Python has some pretty fantastic libraries when it comes to extracting and manipulating data from various sources and file formats. Today we will look at how to extract tabular data present in a pdf file using a popular python library Camelot. There are a few other libraries like PyPDF2 which are capable of reading PDF files. But, for PDF files containing tabular data, Camelot provides an efficient mechanism to access the content by loading the table data into a pandas DataFrame which makes the data easier to analyze, manipulate and render.
In this post, we will simply extract a table from a pdf file and render it on an html page using Python flask.
1. Installing the required libraries and dependencies
1.1 Installing Camelot
The first step is to install the camelot
library. If you have the pip
installer, then you can simply run the following command on the command-line
terminal
pip install "camelot-py[base]"
There are other ways to install camelot , using conda or from the source code of the git repository, which are explained here.
1.2 Ghostscript dependency
Once camelot is installed, you can optionally install the Ghostscript utility to enhance the usability of camelot. It is optional because camelot can be executed in 2 flavours - stream and lattice (which we will understand in the later sections) and the Ghostscript utility is a pre-requisite for the lattice mode. In general, it is a good idea to install this as there is a very good chance you may be using the lattice mode for table extraction.
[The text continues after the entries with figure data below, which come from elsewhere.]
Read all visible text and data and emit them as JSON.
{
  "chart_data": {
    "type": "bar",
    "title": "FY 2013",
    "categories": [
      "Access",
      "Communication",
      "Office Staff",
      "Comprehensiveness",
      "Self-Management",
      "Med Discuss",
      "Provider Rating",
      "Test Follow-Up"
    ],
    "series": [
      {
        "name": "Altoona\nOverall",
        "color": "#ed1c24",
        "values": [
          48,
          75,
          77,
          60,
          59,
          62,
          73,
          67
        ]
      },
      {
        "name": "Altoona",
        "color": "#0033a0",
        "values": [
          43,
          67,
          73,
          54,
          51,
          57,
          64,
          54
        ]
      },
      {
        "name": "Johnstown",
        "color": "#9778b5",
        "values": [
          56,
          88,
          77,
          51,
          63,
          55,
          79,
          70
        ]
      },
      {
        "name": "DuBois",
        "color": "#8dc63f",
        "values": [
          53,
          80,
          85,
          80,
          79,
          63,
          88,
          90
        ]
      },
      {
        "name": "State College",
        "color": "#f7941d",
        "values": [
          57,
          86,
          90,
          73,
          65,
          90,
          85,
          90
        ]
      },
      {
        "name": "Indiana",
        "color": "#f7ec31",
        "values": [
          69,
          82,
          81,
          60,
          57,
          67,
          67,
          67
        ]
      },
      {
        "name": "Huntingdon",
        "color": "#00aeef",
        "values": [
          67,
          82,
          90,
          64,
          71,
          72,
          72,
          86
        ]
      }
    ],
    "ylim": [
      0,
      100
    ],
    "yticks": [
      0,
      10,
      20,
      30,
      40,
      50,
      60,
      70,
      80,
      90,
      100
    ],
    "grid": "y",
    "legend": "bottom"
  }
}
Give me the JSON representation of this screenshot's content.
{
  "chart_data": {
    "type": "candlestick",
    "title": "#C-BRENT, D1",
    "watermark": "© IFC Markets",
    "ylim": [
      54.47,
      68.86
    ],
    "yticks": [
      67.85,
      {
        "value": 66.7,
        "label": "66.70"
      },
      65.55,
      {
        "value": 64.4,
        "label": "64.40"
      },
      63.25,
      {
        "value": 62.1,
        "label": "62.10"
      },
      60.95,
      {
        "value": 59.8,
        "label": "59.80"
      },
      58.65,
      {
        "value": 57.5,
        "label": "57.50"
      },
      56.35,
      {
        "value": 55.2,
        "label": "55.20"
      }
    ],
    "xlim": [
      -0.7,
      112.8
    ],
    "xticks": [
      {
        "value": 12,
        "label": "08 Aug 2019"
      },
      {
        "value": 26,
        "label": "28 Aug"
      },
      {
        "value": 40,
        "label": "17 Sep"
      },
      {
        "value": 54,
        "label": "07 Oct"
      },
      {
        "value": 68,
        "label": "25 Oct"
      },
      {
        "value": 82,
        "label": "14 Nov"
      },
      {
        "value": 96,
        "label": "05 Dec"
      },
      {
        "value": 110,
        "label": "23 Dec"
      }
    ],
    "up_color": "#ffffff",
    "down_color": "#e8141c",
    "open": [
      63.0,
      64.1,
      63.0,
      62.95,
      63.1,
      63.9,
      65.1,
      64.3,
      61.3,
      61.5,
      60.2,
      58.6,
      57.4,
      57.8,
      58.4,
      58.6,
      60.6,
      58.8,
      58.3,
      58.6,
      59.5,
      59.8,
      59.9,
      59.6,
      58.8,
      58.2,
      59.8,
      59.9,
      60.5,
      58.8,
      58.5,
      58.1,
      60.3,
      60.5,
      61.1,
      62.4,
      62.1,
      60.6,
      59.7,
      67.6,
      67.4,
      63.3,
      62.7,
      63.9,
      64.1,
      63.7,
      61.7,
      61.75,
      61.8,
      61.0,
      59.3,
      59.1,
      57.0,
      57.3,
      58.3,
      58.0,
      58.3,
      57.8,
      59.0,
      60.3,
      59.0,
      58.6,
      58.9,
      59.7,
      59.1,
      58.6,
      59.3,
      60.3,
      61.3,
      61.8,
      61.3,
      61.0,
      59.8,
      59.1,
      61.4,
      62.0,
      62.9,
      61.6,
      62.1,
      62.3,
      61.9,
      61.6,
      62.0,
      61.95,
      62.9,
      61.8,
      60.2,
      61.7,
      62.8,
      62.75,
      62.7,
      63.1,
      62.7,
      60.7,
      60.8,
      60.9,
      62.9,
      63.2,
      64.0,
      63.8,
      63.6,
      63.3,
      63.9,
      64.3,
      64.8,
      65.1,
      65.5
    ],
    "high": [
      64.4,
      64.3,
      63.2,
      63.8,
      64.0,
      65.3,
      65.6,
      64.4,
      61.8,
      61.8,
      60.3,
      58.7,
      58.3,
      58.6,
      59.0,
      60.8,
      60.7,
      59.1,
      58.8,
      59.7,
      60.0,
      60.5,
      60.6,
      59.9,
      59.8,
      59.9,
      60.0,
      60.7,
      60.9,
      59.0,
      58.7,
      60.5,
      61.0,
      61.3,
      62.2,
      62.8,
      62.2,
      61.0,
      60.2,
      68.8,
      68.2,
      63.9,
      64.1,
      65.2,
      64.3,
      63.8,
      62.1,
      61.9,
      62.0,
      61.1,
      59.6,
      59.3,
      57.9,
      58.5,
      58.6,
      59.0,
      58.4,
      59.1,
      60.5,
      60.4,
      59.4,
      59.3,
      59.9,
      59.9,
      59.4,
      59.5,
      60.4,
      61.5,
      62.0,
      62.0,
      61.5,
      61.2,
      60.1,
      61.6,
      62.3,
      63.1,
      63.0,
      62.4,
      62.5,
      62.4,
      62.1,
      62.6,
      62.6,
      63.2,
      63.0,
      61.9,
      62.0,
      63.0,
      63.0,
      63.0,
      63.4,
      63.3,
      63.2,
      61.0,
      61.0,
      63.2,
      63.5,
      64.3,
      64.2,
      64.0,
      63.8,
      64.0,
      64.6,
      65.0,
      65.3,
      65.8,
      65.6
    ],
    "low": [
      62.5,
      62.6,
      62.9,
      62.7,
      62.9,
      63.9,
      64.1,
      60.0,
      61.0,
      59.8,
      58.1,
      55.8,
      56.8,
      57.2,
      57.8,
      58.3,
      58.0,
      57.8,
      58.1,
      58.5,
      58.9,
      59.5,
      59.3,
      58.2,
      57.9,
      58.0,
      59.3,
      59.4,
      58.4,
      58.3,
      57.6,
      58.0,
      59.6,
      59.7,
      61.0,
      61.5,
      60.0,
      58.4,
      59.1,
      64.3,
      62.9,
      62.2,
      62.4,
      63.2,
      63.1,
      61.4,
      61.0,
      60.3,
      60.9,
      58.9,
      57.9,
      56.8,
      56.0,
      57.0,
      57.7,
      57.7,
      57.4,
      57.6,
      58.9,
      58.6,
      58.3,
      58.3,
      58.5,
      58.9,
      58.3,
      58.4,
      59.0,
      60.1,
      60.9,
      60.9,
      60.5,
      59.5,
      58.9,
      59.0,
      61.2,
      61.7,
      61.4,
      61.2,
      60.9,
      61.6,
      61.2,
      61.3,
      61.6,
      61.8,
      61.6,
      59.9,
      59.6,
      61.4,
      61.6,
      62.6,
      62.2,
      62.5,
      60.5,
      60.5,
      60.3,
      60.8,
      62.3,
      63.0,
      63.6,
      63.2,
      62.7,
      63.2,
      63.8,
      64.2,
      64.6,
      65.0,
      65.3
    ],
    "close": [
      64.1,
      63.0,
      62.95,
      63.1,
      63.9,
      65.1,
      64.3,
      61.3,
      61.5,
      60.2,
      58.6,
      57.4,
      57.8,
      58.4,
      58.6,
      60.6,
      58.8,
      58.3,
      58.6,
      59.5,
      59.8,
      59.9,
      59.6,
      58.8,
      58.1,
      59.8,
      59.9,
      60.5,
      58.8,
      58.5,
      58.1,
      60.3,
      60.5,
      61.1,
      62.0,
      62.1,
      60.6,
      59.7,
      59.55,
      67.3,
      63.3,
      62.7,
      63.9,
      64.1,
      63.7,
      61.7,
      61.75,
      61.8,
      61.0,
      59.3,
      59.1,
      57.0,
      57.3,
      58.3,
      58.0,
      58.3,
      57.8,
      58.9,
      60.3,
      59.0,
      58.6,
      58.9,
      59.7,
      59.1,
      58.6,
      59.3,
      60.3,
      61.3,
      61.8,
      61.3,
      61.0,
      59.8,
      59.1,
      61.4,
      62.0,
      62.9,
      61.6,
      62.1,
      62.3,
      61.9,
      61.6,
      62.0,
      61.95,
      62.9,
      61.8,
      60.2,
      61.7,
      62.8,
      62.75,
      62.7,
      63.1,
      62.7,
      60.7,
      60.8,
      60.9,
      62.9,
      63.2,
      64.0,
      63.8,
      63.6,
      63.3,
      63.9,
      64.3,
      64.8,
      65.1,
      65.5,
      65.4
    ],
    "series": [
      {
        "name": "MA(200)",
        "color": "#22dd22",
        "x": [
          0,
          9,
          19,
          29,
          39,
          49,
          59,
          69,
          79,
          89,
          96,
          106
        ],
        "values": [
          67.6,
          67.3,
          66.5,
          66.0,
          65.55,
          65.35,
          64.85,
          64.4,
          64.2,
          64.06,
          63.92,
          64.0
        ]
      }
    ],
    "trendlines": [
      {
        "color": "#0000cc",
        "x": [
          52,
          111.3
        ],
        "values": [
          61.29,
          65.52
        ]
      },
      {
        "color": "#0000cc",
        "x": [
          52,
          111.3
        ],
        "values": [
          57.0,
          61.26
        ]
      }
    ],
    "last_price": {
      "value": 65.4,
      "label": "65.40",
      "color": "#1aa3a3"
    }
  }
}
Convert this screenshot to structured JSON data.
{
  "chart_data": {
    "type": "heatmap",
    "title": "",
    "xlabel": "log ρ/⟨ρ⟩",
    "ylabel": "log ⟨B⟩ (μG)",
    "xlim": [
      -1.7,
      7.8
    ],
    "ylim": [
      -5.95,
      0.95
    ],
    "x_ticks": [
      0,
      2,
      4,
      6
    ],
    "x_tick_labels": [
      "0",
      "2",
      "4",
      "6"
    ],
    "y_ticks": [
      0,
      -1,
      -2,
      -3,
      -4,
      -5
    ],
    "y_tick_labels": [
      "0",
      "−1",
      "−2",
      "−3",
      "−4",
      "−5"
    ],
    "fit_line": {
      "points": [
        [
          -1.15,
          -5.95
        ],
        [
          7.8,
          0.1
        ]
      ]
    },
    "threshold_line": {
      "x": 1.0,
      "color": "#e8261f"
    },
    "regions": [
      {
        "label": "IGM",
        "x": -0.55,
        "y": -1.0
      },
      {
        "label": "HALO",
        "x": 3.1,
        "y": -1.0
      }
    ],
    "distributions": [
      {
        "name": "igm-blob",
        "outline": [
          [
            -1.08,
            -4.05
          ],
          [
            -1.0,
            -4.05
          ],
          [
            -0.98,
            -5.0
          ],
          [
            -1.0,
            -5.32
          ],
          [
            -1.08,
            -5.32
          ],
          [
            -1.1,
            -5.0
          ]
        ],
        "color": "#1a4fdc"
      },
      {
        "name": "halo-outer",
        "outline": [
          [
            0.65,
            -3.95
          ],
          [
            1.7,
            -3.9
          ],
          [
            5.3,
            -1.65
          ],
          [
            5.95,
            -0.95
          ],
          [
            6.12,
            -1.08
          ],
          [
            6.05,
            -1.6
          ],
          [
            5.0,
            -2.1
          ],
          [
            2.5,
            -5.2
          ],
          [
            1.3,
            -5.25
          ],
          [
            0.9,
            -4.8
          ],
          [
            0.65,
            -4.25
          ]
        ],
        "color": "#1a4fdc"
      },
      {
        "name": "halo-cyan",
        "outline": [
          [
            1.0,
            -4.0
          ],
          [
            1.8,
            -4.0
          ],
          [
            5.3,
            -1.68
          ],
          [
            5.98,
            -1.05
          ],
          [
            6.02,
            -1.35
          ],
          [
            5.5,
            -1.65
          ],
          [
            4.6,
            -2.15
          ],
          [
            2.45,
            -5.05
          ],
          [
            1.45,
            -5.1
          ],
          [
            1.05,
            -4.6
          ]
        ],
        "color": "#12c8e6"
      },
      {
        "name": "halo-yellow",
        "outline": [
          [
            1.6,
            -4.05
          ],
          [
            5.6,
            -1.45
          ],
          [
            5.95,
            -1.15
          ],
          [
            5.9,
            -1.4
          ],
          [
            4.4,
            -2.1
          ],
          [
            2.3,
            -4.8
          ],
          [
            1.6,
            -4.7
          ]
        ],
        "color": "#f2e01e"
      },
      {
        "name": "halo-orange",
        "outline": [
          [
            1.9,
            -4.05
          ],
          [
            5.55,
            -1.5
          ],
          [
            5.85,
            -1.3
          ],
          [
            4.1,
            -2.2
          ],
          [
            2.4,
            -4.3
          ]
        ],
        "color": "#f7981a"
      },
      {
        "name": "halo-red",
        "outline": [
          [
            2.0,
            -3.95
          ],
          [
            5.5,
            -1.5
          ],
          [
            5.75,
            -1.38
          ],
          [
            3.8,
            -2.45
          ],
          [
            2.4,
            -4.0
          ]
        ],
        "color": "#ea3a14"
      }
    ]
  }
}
Download and install Ghostscript from this link
Add the path of the executable and the lib folder to the PATH environment variable of your system.
For eg, if you are installing on Windows and Ghostscript has been installed in directory C:\Program Files (x86)\gs
, then add the following paths to the PATH environment variable:
C:\Program Files (x86)\gs\gs9.55.0\bin
C:\Program Files (x86)\gs\gs9.55.0\lib
Note: In case you are installing Ghostscript for Windows, it is a good idea to download and install the 32 bit version of the utility, irrespective of whether your OS is 64-bit or 32-bit, as there seem to be some issues while detecting the 64-bit executable at run-time.
1.3 Installing Pikepdf - Optional for password encrypted files
This is again an optional installation. Pikepdf is a python library that is based on QPDF which is, in turn a C++ based command line tool developed for PDF file manipulation and transformation.
The only reason the library features in this tutorial on Camelot is because of it's ability to decrypt all types of encrypted PDF files. Though Camelot can read and interpret password protected files, its capabilities are limited. As per Camelot's official documentation:
Camelot only supports PDFs encrypted with ASCII passwords and algorithm code 1 or 2. If your PDF files are using unsupported encryption algorithms you are advised to remove encryption by using third party tools like QPDF.
So, in case you are dealing with encrypted PDF files, it is a good idea to install PikePDF as it supports a wide range of encryption algorithms.
pikepdf
can be installed using the following command:
pip install pikepdf
2. Reading the PDF file.
Once all the required libraries and modules have been installed, we will proceed to write the code for reading and rendering the PDF data. Consider the following snapshot of one of the tables in our pdf file:
Figure 1 - Table in PDF file NFHS-5_Phase-I.pdf to be extracted
This is an excerpt from the public document on National Family Health Survey 2019-20 and shows the statistics for the state of Andhra Pradesh, India. This table features on page 17 of the PDF file and is the table that we will be attempting to extract.
2.1 Decrypting the file
This step is only necessary for PDF files that are password-protected. Following is the Python flask code for decrypting the file using pikepdf.
import pikepdf
pdfPath1="/path/for/file/NFHS-5_Phase-I.pdf"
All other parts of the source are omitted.